Can we really BeReal?

Originally appeared in print, April 2020. Illustrations by Emily Stevenson.

 

Late one Tuesday night my flatmate comes running into the kitchen, barely holding in her excitement. “It’s BeReal time!” Before I can give her the very embarrassing news that I do not actually know what “BeReal” is, her phone is out and she’s taking a picture of me sitting on the sofa.

Over the past few weeks, BeReal has made a name for itself on Trinity Campus. The app was originally uploaded to the App store in 2020, created by entrepreneur Alex Barreyat. Barreyat decided to create the app as an alternative to the inauthentic posting behaviour that he noticed was plaguing social media. While the app has been around for a few years now, it only recently gained popularity among university students, currently ranking #10 in social networking on the App store. 

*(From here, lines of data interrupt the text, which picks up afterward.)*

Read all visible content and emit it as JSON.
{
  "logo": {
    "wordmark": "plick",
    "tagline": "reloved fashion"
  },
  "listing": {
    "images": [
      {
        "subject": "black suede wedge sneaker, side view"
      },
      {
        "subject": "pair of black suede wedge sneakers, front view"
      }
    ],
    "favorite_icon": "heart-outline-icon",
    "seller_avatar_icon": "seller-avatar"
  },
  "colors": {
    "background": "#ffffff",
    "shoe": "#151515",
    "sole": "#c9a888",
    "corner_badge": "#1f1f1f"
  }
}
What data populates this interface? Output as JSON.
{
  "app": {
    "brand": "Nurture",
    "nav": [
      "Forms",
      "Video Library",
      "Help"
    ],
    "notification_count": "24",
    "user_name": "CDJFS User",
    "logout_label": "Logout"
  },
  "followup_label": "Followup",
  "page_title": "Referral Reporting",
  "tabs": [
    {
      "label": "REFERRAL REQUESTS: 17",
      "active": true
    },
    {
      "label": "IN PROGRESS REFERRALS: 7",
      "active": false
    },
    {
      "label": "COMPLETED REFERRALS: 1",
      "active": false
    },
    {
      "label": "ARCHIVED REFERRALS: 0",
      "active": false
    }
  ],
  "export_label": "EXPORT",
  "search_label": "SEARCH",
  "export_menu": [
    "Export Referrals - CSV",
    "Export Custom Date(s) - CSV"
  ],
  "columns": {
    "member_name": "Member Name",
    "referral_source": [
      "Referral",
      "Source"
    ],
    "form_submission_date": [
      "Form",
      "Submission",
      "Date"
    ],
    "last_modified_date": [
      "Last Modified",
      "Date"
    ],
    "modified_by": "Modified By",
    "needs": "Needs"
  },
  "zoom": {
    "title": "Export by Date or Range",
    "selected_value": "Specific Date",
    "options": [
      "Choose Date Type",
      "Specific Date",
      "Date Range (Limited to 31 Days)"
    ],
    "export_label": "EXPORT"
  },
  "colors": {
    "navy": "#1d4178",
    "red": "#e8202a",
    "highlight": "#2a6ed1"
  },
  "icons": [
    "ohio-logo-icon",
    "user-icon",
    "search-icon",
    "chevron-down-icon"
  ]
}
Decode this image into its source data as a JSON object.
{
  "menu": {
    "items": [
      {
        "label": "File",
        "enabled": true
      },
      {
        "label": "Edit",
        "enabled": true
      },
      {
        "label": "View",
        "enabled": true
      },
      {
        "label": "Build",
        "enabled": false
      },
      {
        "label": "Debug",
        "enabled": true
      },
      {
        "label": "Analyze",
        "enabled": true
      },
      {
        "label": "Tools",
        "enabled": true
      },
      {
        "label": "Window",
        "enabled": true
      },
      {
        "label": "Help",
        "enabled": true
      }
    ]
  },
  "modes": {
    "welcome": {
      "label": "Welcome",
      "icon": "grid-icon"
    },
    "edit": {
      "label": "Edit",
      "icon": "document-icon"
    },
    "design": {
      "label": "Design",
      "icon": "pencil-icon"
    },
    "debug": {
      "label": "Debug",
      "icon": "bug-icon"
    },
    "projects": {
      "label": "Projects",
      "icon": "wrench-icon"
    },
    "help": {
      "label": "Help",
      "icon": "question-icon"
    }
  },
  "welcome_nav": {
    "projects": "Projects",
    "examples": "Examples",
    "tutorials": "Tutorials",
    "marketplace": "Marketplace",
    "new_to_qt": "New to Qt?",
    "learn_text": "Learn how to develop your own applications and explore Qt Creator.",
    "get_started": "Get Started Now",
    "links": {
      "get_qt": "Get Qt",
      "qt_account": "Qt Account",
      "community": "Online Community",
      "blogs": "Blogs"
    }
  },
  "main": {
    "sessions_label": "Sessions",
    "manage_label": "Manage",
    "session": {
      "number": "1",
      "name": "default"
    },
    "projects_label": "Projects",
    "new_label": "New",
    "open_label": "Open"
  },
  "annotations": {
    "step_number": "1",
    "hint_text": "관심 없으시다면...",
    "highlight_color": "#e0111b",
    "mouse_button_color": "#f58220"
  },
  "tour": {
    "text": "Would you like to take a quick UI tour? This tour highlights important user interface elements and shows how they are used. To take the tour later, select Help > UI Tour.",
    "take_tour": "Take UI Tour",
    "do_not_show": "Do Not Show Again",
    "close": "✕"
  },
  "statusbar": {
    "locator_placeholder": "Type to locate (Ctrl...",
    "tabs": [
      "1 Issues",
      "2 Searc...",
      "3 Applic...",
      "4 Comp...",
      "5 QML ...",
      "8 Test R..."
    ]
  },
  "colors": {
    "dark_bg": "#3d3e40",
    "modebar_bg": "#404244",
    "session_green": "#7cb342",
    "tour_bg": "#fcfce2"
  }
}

BeReal is a social media app that claims to be unlike any other; it demands for you to be your most authentic self. This is done by creating a time constraint on when users are allowed to post. Throughout the day, users will receive a single notification. From the time of receiving notification, users have 2 minutes to take a picture (from the front and back camera). This then gets uploaded to your profile, followed only by your close friends. BeReal attempts to eliminate the falsity that other social media apps, such as Instagram, have come to harbour. In allowing users a select amount of time to post, authenticity is more or less guaranteed. BeReal must then definitely “be real”. It would seem as though, for the most part, users are respecting the philosophy upon which the app was founded. My flatmate posts herself just waking up from naps, we posted a selfie during a lecture today (shh). But how are we to be sure that BeReal is truly real?

There is a sort of epidemic that has contaminated all forms of social media: posting is no longer about sharing your day-to-day, or about likes and dislikes. Sites such as Snapchat and Instagram specifically have been transformed into marketplaces; marketplaces for goods, but also (and more importantly) for a specific lifestyle. In the past, your Instagram page would be a casual collection of things you enjoy, things you were doing with your friends. Today it seems as though the Instagram page has become the individual user’s carefully curated brand; we don’t have to be subject to ads and promotions, we make them ourselves. This doesn’t mean that we are all becoming influencers, but to a certain extent we all unconsciously try to show certain more ‘posed’ parts of our lives. The nature of social media requires that we portray ourselves — this can also be seen in the recent rise in “casual” photo dumps. Without realising it, we all tend to adhere to this unspoken social media rule: we all try to perform or display a lifestyle that is usually only a small fraction of who we are.

Being part of a generation that grew up with the internet, there would be a constant reminder that not everything seen online is real. Despite the warning, it is still quite easy to buy into the fantasy world that social media sites like Instagram produce. So with its rise in popularity, why should BeReal be the exception?

The app claims to be the outlier from the rest,  an oasis of guaranteed authenticity. How can we know this to be true? For the time being, BeReal has maintained the status of a pseudo private Snapchat story; you choose who sees your posts, and you generally post things you wouldn’t want to share outside of your close group of friends. However, as the app grows in popularity can you really promise that you won’t be tempted to be a bit more performative? Further, how can we be so sure that companies won’t come into the app, as they did with Instagram and Snapchat, and start capitalising off of users and their adherence to social media norms. 

While the time limit on posts offers a form of constraint on what and when users can post, posts can still be made when the time limit expires. In the week that I have had BeReal, it seems as though every time someone posted late, they were either with friends, or doing something interesting. This isn’t to shame those people, but it goes to show how much this idea of curating our social media has wormed its way into our everyday lives. This doesn’t apply to everyone, there are still some people out there keeping it real. However when it comes to social media we must ask ourselves whether we ever really portray ourselves honestly — because the whole point of social media is to portray yourself, not to actually be yourself.